While most young adults see financial independence as a marker of success, many are finding that independence to be an elusive goal, a recent survey found.
Financial firm Merrill Lynch and research institute Age Wave surveyed more than 2,700 adults. While the focus of the study was on what the researchers described as “early adults”—those between the ages of 18 and 34—researchers also spoke to some adults in other generations.
Most survey respondents (75%) said achieving financial independence from one’s parents was a key piece of “what it takes to be an adult.” That was more than the 61% who named full-time employment as the biggest indicator of adult responsibility, as well as the 30% who said homeownership and the 20% who said starting a family.
Yet, many are finding that marker to be a challenging goal to reach. In fact, 80% of early adults said financial independence is harder to reach today than it was for generations before them. Many of their parents likely agree, as 70% of baby boomers surveyed felt the same way.
Student loans and other debts are among the biggest challenges young adults face today. Many survey respondents admitted to grappling with student loan debt, with 36% of graduates currently paying off loans saying the debt “wasn’t worth it.”

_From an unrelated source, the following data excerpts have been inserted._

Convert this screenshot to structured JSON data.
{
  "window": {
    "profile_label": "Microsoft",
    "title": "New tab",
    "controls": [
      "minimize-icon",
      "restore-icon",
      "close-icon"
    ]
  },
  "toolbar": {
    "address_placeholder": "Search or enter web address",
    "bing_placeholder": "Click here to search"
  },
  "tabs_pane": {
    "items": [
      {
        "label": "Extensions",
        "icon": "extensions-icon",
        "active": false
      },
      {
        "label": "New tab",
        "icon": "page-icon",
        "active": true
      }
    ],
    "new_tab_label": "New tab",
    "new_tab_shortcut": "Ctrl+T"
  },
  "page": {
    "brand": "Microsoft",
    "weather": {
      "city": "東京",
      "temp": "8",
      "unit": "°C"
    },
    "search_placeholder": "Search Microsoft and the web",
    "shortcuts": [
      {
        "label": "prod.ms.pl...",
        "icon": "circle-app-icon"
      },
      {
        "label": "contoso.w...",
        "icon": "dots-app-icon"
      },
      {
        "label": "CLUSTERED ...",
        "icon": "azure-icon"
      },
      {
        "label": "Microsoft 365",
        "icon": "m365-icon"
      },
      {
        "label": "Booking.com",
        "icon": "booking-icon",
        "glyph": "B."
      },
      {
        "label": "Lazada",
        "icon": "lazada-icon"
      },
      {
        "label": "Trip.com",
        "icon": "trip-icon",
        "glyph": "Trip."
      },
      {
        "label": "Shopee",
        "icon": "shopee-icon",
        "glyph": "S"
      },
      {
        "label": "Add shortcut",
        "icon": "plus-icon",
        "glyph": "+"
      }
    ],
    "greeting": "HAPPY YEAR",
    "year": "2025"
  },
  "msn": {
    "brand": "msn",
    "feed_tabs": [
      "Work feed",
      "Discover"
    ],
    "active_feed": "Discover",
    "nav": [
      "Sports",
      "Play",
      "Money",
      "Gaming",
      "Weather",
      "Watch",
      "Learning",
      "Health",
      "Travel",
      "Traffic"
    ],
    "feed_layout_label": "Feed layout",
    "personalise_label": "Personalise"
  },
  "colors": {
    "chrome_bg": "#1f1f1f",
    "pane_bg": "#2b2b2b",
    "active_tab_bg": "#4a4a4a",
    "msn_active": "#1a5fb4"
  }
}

Also, roughly 1 in 4 early adults with a 401(k) retirement plan have taken an early withdrawal from it, with the most popular reason cited being to pay off credit card debt. Taking money out of your tax-advantaged retirement is generally considered a bad move unless absolutely necessary.
“Today’s young adults are encountering more complex financial paths than prior generations, forcing them to postpone life milestones and putting their ability to save for retirement at risk,” Lorna Sabbia, head of retirement and personal wealth solutions at Merrill Lynch parent company Bank of America, said in a press release accompanying the survey results.
Early adults are also looking to their families for help, with 58% saying they would not be able to maintain their current lifestyles without some support from their parents. Other ways early adults are receiving help from family include:
- 41% of early adult homeowners used parental money for some or all of their down payment
- 26% have moved back in with their parents for a period of time
- 46% received at least some help from parents with paying for a cell phone plan
- 36% took help from parents for car expenses
- 34% had help from parents making rent or mortgage payments
Interestingly, however, women are less likely to need parental support than men. Among adults in their early 30s, 49% of women received financial support from their parents compared to 62% of men.
Like all money-related goals, achieving financial independence takes time, discipline and commitment. While student loan debt is a necessary burden for some who are committed to getting an education, some other debts such as high-interest credit card debt can sometimes be avoided.
If you’re in the early stages of adulthood and saddled with debt, know that you’re not alone. Don’t beat yourself up about it—instead, look for ways to cut expenses, or possibly consider taking on side gigs to make extra money that can help you pay the debt off faster.